Gebäudeform

Stallsysteme werden nach ihrer Gebäudeform unterschieden.

Es gibt die Haltung im Warm- und im Kaltstall. Sonderformen des Kaltstallssind Offenfrontstall und Außenklimastall.

Der Kaltställe sind für Rinder klimatisch am günstigsten und gesündesten. Wichtig sind auch im Kaltstall der Windschutz, trockene Liegeflächen und die Versorgung mit genügend Futter.

Warmstall

Warmställe sind geschlossene Gebäude. Die Stallwände sind wärmegedämmt. Die Tiere werden dadurch vor den Außentemperaturen geschützt.

Geschlossene gut isolierte Gebäude sind für Anbindeställe nötig, weil die Tiere sich nur wenig bewegen können. Warmställe sind unnötig, wenn sich die Tiere frei in einem Laufstall bewegen können.

Kaltstall

Rinder vertragen Kälte.

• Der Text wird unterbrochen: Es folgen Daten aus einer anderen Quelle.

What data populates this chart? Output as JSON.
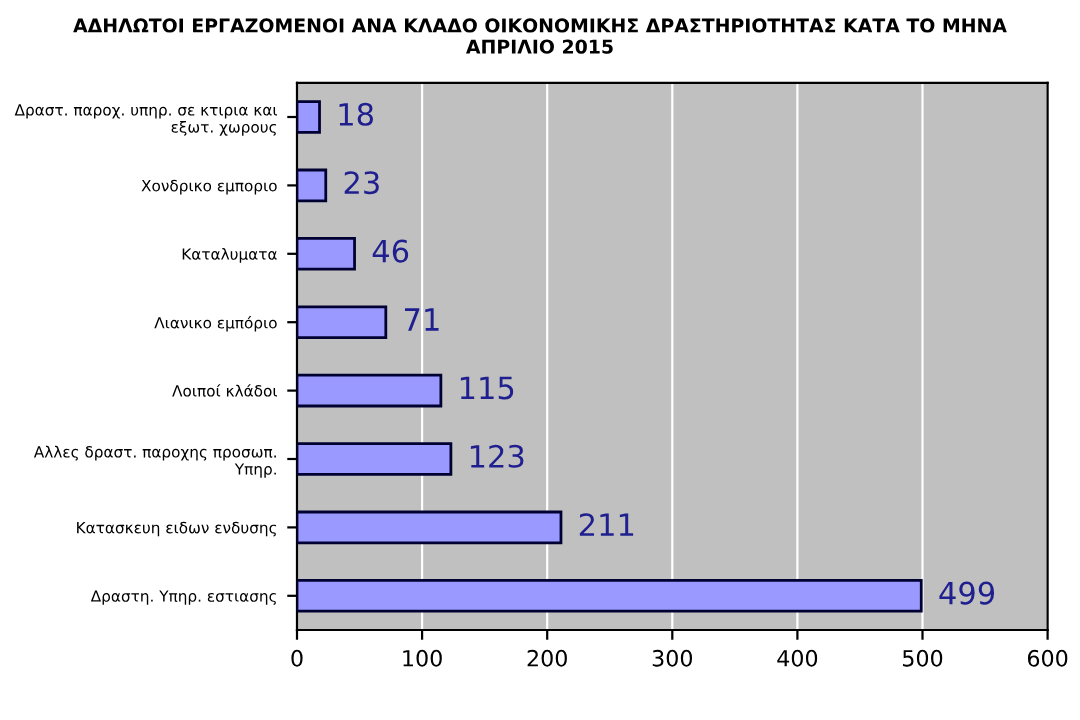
{
  "chart_data": {
    "type": "bar",
    "orientation": "horizontal",
    "title": "ΑΔΗΛΩΤΟΙ ΕΡΓΑΖΟΜΕΝΟΙ ΑΝΑ ΚΛΑΔΟ ΟΙΚΟΝΟΜΙΚΗΣ ΔΡΑΣΤΗΡΙΟΤΗΤΑΣ ΚΑΤΑ ΤΟ ΜΗΝΑ\nΑΠΡΙΛΙΟ 2015",
    "categories": [
      "Δραστ. παροχ. υπηρ. σε κτιρια και\nεξωτ. χωρους",
      "Χονδρικο εμποριο",
      "Καταλυματα",
      "Λιανικο εμπόριο",
      "Λοιποί κλάδοι",
      "Αλλες δραστ. παροχης προσωπ.\nΥπηρ.",
      "Κατασκευη ειδων ενδυσης",
      "Δραστη. Υπηρ. εστιασης"
    ],
    "values": [
      18,
      23,
      46,
      71,
      115,
      123,
      211,
      499
    ],
    "color": "#9999ff",
    "xlim": [
      0,
      600
    ],
    "xticks": [
      0,
      100,
      200,
      300,
      400,
      500,
      600
    ],
    "grid": "x",
    "data_labels": true
  }
}
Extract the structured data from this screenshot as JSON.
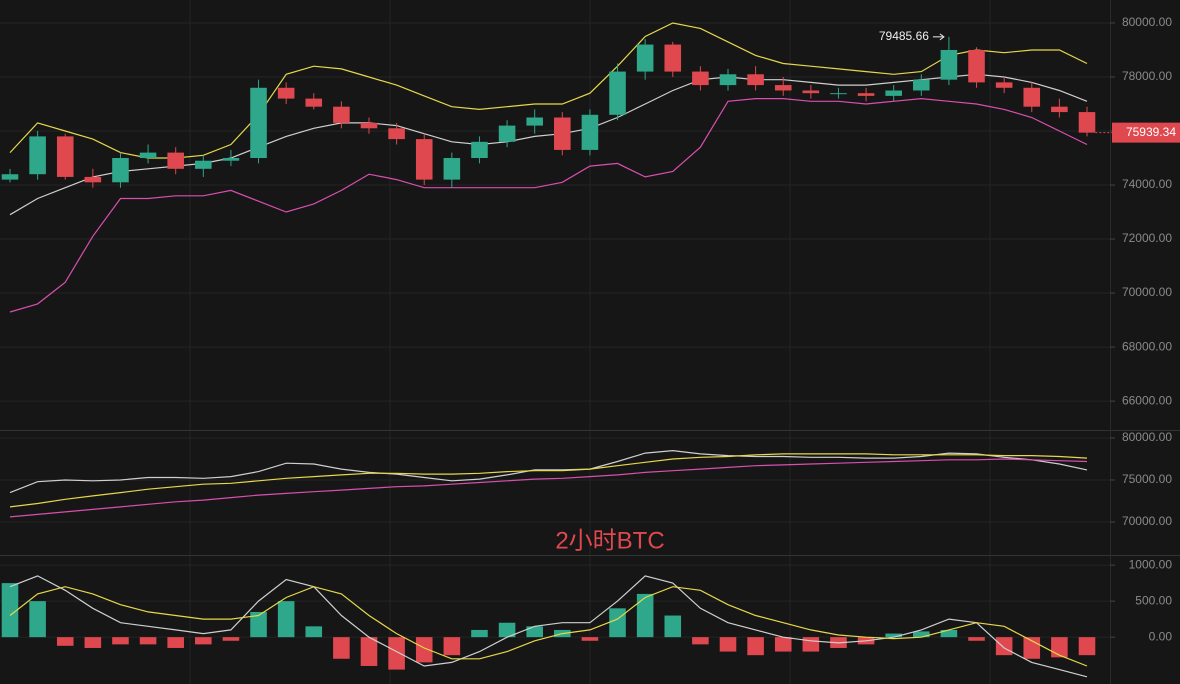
{
  "chart_data": [
    {
      "type": "candlestick",
      "title": "2小时BTC",
      "up_color": "#2ea78a",
      "down_color": "#e0484f",
      "grid": true,
      "ylim": [
        64930,
        80850
      ],
      "yticks": [
        {
          "value": 80000,
          "label": "80000.00"
        },
        {
          "value": 78000,
          "label": "78000.00"
        },
        {
          "value": 76000,
          "label": "76000.00"
        },
        {
          "value": 74000,
          "label": "74000.00"
        },
        {
          "value": 72000,
          "label": "72000.00"
        },
        {
          "value": 70000,
          "label": "70000.00"
        },
        {
          "value": 68000,
          "label": "68000.00"
        },
        {
          "value": 66000,
          "label": "66000.00"
        }
      ],
      "open": [
        74200,
        74400,
        75800,
        74300,
        74100,
        75000,
        75200,
        74600,
        74900,
        75000,
        77600,
        77200,
        76900,
        76300,
        76100,
        75700,
        74200,
        75000,
        75600,
        76200,
        76500,
        75300,
        76600,
        78200,
        79200,
        78200,
        77700,
        78100,
        77700,
        77500,
        77400,
        77400,
        77300,
        77500,
        77900,
        79000,
        77800,
        77600,
        76900,
        76700
      ],
      "high": [
        74600,
        76000,
        75900,
        74600,
        75200,
        75500,
        75400,
        75100,
        75300,
        77900,
        77800,
        77400,
        77100,
        76500,
        76300,
        75900,
        75200,
        75800,
        76400,
        76800,
        76700,
        76800,
        78500,
        79400,
        79300,
        78400,
        78300,
        78400,
        78000,
        77700,
        77600,
        77600,
        77700,
        78100,
        79485.66,
        79100,
        78000,
        77800,
        77200,
        76900
      ],
      "low": [
        74100,
        74200,
        74200,
        73900,
        73900,
        74800,
        74400,
        74300,
        74700,
        74800,
        77000,
        76800,
        76100,
        75900,
        75500,
        74000,
        73900,
        74800,
        75400,
        75900,
        75100,
        75100,
        76400,
        77900,
        78000,
        77500,
        77500,
        77500,
        77300,
        77200,
        77200,
        77100,
        77100,
        77300,
        77700,
        77600,
        77400,
        76700,
        76500,
        75800
      ],
      "close": [
        74400,
        75800,
        74300,
        74100,
        75000,
        75200,
        74600,
        74900,
        75000,
        77600,
        77200,
        76900,
        76300,
        76100,
        75700,
        74200,
        75000,
        75600,
        76200,
        76500,
        75300,
        76600,
        78200,
        79200,
        78200,
        77700,
        78100,
        77700,
        77500,
        77400,
        77400,
        77300,
        77500,
        77900,
        79000,
        77800,
        77600,
        76900,
        76700,
        75939.34
      ],
      "lines": [
        {
          "color": "#e6d84a",
          "values": [
            75200,
            76300,
            76000,
            75700,
            75200,
            75000,
            75000,
            75100,
            75500,
            76600,
            78100,
            78400,
            78300,
            78000,
            77700,
            77300,
            76900,
            76800,
            76900,
            77000,
            77000,
            77400,
            78400,
            79500,
            80000,
            79800,
            79300,
            78800,
            78500,
            78400,
            78300,
            78200,
            78100,
            78200,
            78800,
            79000,
            78900,
            79000,
            79000,
            78500
          ]
        },
        {
          "color": "#cfcfcf",
          "values": [
            72900,
            73500,
            73900,
            74300,
            74500,
            74600,
            74700,
            74800,
            75000,
            75400,
            75800,
            76100,
            76300,
            76300,
            76200,
            75900,
            75600,
            75500,
            75600,
            75800,
            75900,
            76100,
            76500,
            77000,
            77500,
            77900,
            78000,
            77900,
            77900,
            77800,
            77700,
            77700,
            77800,
            77900,
            78000,
            78100,
            78000,
            77800,
            77500,
            77100
          ]
        },
        {
          "color": "#d94fb0",
          "values": [
            69300,
            69600,
            70400,
            72100,
            73500,
            73500,
            73600,
            73600,
            73800,
            73400,
            73000,
            73300,
            73800,
            74400,
            74200,
            73900,
            73900,
            73900,
            73900,
            73900,
            74100,
            74700,
            74800,
            74300,
            74500,
            75400,
            77100,
            77200,
            77200,
            77100,
            77100,
            77000,
            77100,
            77200,
            77100,
            77000,
            76800,
            76500,
            76000,
            75500
          ]
        }
      ]
    },
    {
      "type": "line",
      "grid": true,
      "ylim": [
        66070,
        80950
      ],
      "yticks": [
        {
          "value": 80000,
          "label": "80000.00"
        },
        {
          "value": 75000,
          "label": "75000.00"
        },
        {
          "value": 70000,
          "label": "70000.00"
        }
      ],
      "lines": [
        {
          "color": "#cfcfcf",
          "values": [
            73500,
            74800,
            75000,
            74900,
            75000,
            75300,
            75300,
            75200,
            75400,
            76000,
            77000,
            76900,
            76300,
            75900,
            75700,
            75300,
            74900,
            75100,
            75600,
            76200,
            76200,
            76300,
            77200,
            78200,
            78500,
            78100,
            77900,
            77800,
            77800,
            77700,
            77700,
            77600,
            77600,
            77800,
            78200,
            78100,
            77700,
            77400,
            76900,
            76200
          ]
        },
        {
          "color": "#e6d84a",
          "values": [
            71800,
            72200,
            72700,
            73100,
            73500,
            73900,
            74200,
            74500,
            74600,
            74900,
            75200,
            75400,
            75600,
            75800,
            75800,
            75700,
            75700,
            75800,
            76000,
            76100,
            76100,
            76300,
            76700,
            77100,
            77500,
            77700,
            77800,
            78000,
            78100,
            78100,
            78100,
            78100,
            78000,
            78000,
            78000,
            78000,
            77900,
            77900,
            77800,
            77600
          ]
        },
        {
          "color": "#d94fb0",
          "values": [
            70600,
            70900,
            71200,
            71500,
            71800,
            72100,
            72400,
            72600,
            72900,
            73200,
            73400,
            73600,
            73800,
            74000,
            74200,
            74300,
            74500,
            74700,
            74900,
            75100,
            75200,
            75400,
            75600,
            75900,
            76100,
            76300,
            76500,
            76700,
            76800,
            76900,
            77000,
            77100,
            77200,
            77300,
            77400,
            77400,
            77500,
            77400,
            77300,
            77200
          ]
        }
      ]
    },
    {
      "type": "macd",
      "grid": true,
      "up_color": "#2ea78a",
      "down_color": "#e0484f",
      "ylim": [
        -650,
        1140
      ],
      "yticks": [
        {
          "value": 1000,
          "label": "1000.00"
        },
        {
          "value": 500,
          "label": "500.00"
        },
        {
          "value": 0,
          "label": "0.00"
        }
      ],
      "values": [
        750,
        500,
        -120,
        -150,
        -100,
        -100,
        -150,
        -100,
        -50,
        350,
        500,
        150,
        -300,
        -400,
        -450,
        -350,
        -250,
        100,
        200,
        150,
        100,
        -50,
        400,
        600,
        300,
        -100,
        -200,
        -250,
        -200,
        -200,
        -150,
        -100,
        50,
        80,
        100,
        -50,
        -250,
        -300,
        -280,
        -250
      ],
      "lines": [
        {
          "color": "#cfcfcf",
          "values": [
            700,
            850,
            650,
            400,
            200,
            150,
            100,
            50,
            100,
            500,
            800,
            700,
            300,
            0,
            -200,
            -400,
            -350,
            -200,
            0,
            150,
            200,
            200,
            500,
            850,
            750,
            400,
            200,
            100,
            0,
            -50,
            -80,
            -50,
            0,
            100,
            250,
            200,
            -150,
            -350,
            -450,
            -550
          ]
        },
        {
          "color": "#e6d84a",
          "values": [
            300,
            600,
            700,
            600,
            450,
            350,
            300,
            250,
            250,
            300,
            550,
            700,
            600,
            300,
            50,
            -150,
            -300,
            -300,
            -200,
            -50,
            50,
            100,
            250,
            550,
            700,
            650,
            450,
            300,
            200,
            100,
            30,
            0,
            -20,
            0,
            100,
            200,
            150,
            -50,
            -250,
            -400
          ]
        }
      ]
    }
  ]
}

Der Kaltstall wird deshalb immer häufiger in der Rinderhaltung. Ein Kaltstall hat keine Wärmedämmung. Er wird auch nicht künstlich belüftet oder beheitzt. Die Stalltemperatur und die Außentemperatur sind fast gleich. Im Stall ist es meist ca. 5°C wärmer als draußen.

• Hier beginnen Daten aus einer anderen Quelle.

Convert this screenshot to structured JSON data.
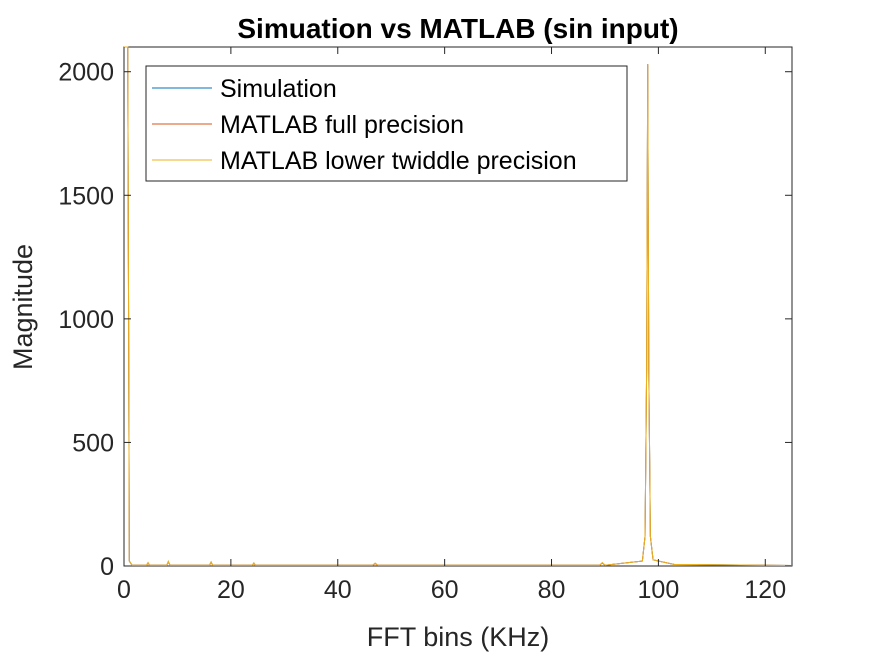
{
  "chart_data": {
    "type": "line",
    "title": "Simuation vs MATLAB (sin input)",
    "xlabel": "FFT bins (KHz)",
    "ylabel": "Magnitude",
    "xlim": [
      0,
      125
    ],
    "ylim": [
      0,
      2100
    ],
    "xticks": [
      0,
      20,
      40,
      60,
      80,
      100,
      120
    ],
    "yticks": [
      0,
      500,
      1000,
      1500,
      2000
    ],
    "xtick_labels": [
      "0",
      "20",
      "40",
      "60",
      "80",
      "100",
      "120"
    ],
    "ytick_labels": [
      "0",
      "500",
      "1000",
      "1500",
      "2000"
    ],
    "grid": false,
    "legend_position": "top-left",
    "series": [
      {
        "name": "Simulation",
        "color": "#0072BD",
        "x": [
          0,
          0.3,
          0.7,
          1.0,
          1.5,
          4.2,
          4.5,
          4.8,
          8.0,
          8.3,
          8.6,
          16.0,
          16.3,
          16.6,
          24.0,
          24.3,
          24.6,
          46.5,
          47.0,
          47.5,
          89.0,
          89.5,
          90.0,
          97.0,
          97.5,
          97.8,
          98.0,
          98.2,
          98.5,
          99.0,
          103,
          107,
          125
        ],
        "y": [
          2100,
          2100,
          2100,
          20,
          3,
          3,
          13,
          3,
          3,
          18,
          3,
          3,
          16,
          3,
          3,
          12,
          3,
          3,
          11,
          3,
          3,
          13,
          3,
          20,
          120,
          800,
          2030,
          800,
          120,
          25,
          6,
          6,
          2
        ]
      },
      {
        "name": "MATLAB full precision",
        "color": "#D95319",
        "x": [
          0,
          0.3,
          0.7,
          1.0,
          1.5,
          4.2,
          4.5,
          4.8,
          8.0,
          8.3,
          8.6,
          16.0,
          16.3,
          16.6,
          24.0,
          24.3,
          24.6,
          46.5,
          47.0,
          47.5,
          89.0,
          89.5,
          90.0,
          97.0,
          97.5,
          97.8,
          98.0,
          98.2,
          98.5,
          99.0,
          103,
          107,
          125
        ],
        "y": [
          2100,
          2100,
          2100,
          20,
          3,
          3,
          12,
          3,
          3,
          17,
          3,
          3,
          15,
          3,
          3,
          11,
          3,
          3,
          10,
          3,
          3,
          12,
          3,
          20,
          120,
          800,
          2030,
          800,
          120,
          25,
          6,
          5,
          2
        ]
      },
      {
        "name": "MATLAB lower twiddle precision",
        "color": "#EDB120",
        "x": [
          0,
          0.3,
          0.7,
          1.0,
          1.5,
          4.2,
          4.5,
          4.8,
          8.0,
          8.3,
          8.6,
          16.0,
          16.3,
          16.6,
          24.0,
          24.3,
          24.6,
          46.5,
          47.0,
          47.5,
          89.0,
          89.5,
          90.0,
          97.0,
          97.5,
          97.8,
          98.0,
          98.2,
          98.5,
          99.0,
          103,
          107,
          125
        ],
        "y": [
          2100,
          2100,
          2100,
          20,
          3,
          3,
          14,
          3,
          3,
          19,
          3,
          3,
          17,
          3,
          3,
          13,
          3,
          3,
          12,
          3,
          3,
          14,
          3,
          20,
          120,
          800,
          2030,
          800,
          120,
          25,
          6,
          6,
          2
        ]
      }
    ]
  }
}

Damit eine natürliche Be- und Entlüftung erfolgen kann, ist bei Offenfrontställen eine Gebäudeseite offen. Kaltställe haben genügend offene Flächen, die nach Bedarf abgedeckt werden können.

Bei der Haltung in Außenklimaställen sind die Tiere dem Wetter ausgesetzt. Es gibt nur wenig Wetter- und Windschutz. Der Liegebereich der Rinder soll trocken bleiben. Er wird durch Überdachung und Windnetze abgeschirmt.